The challenge of spear phishing

Cybercriminals are increasingly recognising the value to be extracted from pursuing people as a gateway to organisational networks, and are in turn becoming savvier about how they target them.

Cybercriminals are now focused on spear phishing, finding out unique information to build a perception of credibility. This means that not all individuals are approached in the same way. A person in accounting will receive a different hook to someone in logistics, for example.

Further, threat actors are leveraging publicly available information into order to bridge the gap between the personal and the corporate. 

I recall an interaction with a threat actor that not only knew my address and mother’s maiden name – they had also built a fake LinkedIn profile and were able to provide me with a fake crime reference number.

Why are they doing this? Well, according to recent password reuse findings, 51% of people use the same password for their work and personal accounts. If threat actors are successful in getting individuals to give up the credentials for their personal accounts, they will likely have a greater than one in two chance of accessing the same individual’s associated corporate accounts.

You may ask, how is this possible? Why is it so easy? How can someone contact me and build an incredible picture to trick me? It’s because data has a value in different pockets. It’s as easy as looking at someone’s social media – with small bits of information, you can build quite a narrative. 

There’s no problem using social media, of course.
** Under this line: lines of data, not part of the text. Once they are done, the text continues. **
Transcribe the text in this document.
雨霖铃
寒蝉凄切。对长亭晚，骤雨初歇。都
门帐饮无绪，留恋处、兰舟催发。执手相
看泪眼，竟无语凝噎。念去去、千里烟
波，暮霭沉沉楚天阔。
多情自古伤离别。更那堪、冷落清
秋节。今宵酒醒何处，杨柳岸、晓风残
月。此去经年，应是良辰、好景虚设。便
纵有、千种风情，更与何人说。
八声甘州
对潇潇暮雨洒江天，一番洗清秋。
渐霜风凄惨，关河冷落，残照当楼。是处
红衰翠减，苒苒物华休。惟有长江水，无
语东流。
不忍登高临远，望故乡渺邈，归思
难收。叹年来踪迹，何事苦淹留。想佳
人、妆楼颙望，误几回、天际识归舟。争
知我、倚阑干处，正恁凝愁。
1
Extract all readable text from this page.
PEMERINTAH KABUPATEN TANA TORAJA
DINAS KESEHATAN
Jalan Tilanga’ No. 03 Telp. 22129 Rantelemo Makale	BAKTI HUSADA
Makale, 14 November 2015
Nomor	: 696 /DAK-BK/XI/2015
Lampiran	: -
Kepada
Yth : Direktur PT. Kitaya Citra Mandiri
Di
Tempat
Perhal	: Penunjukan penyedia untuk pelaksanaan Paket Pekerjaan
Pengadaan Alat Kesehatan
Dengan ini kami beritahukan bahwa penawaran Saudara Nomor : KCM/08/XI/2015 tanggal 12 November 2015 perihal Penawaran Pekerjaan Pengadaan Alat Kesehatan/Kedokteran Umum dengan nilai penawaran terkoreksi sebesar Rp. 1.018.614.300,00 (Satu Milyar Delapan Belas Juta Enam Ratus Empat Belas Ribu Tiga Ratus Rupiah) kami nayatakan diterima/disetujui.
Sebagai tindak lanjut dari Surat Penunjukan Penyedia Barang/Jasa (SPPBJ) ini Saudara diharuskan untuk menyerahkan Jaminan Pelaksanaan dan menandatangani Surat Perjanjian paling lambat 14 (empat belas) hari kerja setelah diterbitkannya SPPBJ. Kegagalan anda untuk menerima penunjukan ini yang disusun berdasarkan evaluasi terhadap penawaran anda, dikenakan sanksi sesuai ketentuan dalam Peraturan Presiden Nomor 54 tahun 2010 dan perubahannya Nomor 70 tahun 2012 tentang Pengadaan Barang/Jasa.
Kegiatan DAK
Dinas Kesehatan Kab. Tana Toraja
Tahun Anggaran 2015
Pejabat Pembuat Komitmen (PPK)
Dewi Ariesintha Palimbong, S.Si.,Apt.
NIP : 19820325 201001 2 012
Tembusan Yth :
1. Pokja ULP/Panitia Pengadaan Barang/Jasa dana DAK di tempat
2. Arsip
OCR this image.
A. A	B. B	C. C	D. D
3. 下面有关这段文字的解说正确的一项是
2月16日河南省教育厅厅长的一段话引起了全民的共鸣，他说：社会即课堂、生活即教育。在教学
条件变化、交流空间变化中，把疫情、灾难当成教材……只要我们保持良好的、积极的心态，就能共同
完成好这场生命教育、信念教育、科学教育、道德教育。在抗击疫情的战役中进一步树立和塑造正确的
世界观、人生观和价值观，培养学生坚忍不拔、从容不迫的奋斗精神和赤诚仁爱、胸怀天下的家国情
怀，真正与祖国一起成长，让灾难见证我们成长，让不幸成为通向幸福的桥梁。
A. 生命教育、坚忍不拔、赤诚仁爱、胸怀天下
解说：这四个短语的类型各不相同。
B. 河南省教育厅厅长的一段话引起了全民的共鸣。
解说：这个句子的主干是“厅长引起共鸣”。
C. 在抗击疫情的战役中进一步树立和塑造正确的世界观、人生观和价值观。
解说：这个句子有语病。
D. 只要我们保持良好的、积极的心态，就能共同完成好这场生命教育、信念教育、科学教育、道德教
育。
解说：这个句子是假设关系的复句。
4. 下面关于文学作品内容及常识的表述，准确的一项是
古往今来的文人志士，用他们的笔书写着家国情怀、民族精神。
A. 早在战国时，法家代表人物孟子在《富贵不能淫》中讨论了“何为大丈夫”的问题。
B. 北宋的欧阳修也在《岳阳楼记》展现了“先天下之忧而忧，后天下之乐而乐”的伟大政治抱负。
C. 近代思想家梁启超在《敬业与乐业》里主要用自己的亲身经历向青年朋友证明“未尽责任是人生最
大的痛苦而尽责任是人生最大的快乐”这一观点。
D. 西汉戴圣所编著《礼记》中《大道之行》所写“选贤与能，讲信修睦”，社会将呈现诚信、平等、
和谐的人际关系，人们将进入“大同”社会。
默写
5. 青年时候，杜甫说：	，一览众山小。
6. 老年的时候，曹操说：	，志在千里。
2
All I ask is that you consider who you’re sharing that information with. The reason being that information is valuable. Even if it’s not to you, it could build a picture and land you in a difficult situation. 

Offensive, defensive and advisory security

Moving forward, it is likely that cybercriminals will only continue to become smarter, we see the evolution first hand. Deepfake technology, for example, is allowing cyberthreat actors to improve social engineering ploys, proliferate disinformation and wreak societal havoc.

Given the threats, it’s critical that organisations address their human weaknesses as a priority. Moreover, they must deploy 360-degree solutions in order to prevent successful attacks. Organisations with a sophisticated cyber security strategy may opt for an “assume breach” approach where its primarily targeting anomalous behaviours already with access to your systems and heuristic analysis.

Indeed, there are some obvious and basic things that you can do, such as making sure you’re not using the same passwords for different accounts and enabling multi-factor authentication where possible.

Yet for true continuous protection, organisations should be looking to implement a security strategy driven by a combination of offensive, defensive and advisory techniques to cover multiple angles.

The first, offensive security, takes a proactive approach to protecting business networks from attacks by testing security postures from the viewpoint of an adversary or competitor. Penetration testing carried out via an ethical hacker is a common example – by proactively attempting to get into a network, potential vulnerabilities can be unearthed and remediated.

Alongside this, defensive security measures should be implemented. This, conversely, is focused on well informed and reactive measures. For example, an Incident Response Plan would provide a business with the information they need to prepare for and respond to cyber incidents. However, with the prevalence of cybercrime over the past few year, many businesses are now implementing fully managed security solutions to prevent, detect and respond to ever-growing malicious activities.

Finally, firms should also approach security from an advisory perspective, working with industry experts and seasoned professionals to identify new threats, trends and developments that would be of interest. Many organisations are now additionally training their employees via phishing simulation solutions and education days. In building a security-first culture internally, organisations are able to turn their number one weakness, into their first line of defence.

By embracing this trifecta of approaches, firms will be well placed to mitigate, respond to and recover from new and evolving social engineering tactics as and when they arise.